National voter I.D. law needed

The Alabama senatorial election is over; the elephant is soaking its bruised trunk and the donkey is braying.

During that election, Roy Moore was called unfit and Doug Jones too liberal; after considering all that was said, the voters had their say and Jones was elected to the U.S. Senate and his being seated will be, and that is as it should be.

There were two wrongs, concerning the election: First, before the election, U.S. Sen. Susan Collins, R-Maine, hinted that if Moore were elected, the Senate would be faced with the duty to declare Moore unfit to serve and refuse to seat him. Second: Weak voter I.D. laws in Alabama raised the concern of the possibility that illegal votes were cast.

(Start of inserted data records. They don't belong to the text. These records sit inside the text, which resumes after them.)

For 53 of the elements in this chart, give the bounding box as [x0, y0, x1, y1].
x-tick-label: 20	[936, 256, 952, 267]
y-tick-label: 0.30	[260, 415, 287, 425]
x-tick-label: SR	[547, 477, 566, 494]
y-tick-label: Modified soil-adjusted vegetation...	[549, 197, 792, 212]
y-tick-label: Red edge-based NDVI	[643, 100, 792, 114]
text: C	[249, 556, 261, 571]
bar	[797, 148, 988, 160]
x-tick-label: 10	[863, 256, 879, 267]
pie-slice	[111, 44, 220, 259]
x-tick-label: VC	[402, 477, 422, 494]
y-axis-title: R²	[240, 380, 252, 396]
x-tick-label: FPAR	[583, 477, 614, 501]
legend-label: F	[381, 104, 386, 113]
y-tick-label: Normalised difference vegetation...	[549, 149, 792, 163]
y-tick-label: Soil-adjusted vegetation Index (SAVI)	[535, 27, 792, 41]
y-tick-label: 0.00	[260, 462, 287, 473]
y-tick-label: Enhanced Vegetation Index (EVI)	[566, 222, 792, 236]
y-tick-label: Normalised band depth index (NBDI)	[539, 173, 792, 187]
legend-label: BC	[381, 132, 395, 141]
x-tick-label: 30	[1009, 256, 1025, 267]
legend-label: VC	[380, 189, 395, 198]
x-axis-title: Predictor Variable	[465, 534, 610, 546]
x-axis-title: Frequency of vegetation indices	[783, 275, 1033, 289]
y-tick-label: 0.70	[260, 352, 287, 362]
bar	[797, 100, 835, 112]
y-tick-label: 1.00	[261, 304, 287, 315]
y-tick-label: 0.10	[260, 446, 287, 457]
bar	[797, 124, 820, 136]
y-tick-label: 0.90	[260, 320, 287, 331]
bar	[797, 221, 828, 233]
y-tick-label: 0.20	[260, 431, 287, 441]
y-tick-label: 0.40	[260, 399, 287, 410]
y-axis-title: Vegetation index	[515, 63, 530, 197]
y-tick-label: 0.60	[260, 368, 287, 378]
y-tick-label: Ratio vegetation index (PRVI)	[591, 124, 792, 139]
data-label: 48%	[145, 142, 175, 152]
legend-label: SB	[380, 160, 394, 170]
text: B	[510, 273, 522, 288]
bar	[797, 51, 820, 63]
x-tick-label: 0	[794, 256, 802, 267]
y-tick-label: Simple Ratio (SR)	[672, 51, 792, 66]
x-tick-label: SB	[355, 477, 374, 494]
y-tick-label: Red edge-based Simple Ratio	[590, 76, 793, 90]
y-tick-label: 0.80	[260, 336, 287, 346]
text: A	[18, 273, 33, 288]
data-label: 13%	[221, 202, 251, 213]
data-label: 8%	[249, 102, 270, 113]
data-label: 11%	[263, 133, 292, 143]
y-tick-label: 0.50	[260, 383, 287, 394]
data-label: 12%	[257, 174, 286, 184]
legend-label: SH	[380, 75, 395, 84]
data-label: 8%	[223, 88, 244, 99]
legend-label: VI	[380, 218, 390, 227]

It is sad that the Senate has the power to pick and choose which senator-elect it will accept, the power to override the will of the voters of any state; and just as sad, there is no national voter I.D. law which would prevent illegal votes from being cast in any election.

Those two sad features of the election process can be remedied by members of Congress showing moral fiber and passing legislation to divest itself of its power to nullify the vote of the people and a national voter I.D. law, which would prevent illegal voting in any election.

BILL SMITH, STOCKBRIDGE

Trump not really responsible for ISIS defeat

Ross Douthat’s column “To his credit, Trump won war against Islamic State,” Opinion, Dec. 19, gives credit to President Trump for the defeat of the Islamic State. If Ted Cruz, John Kasich, Bernie Sanders, or Hillary Clinton had been elected in 2016, the Islamic State defeat would still have been successful because it was already on its way by January 2017. Maybe we should wait until the second year before giving much weight to the success or failure of any presidency.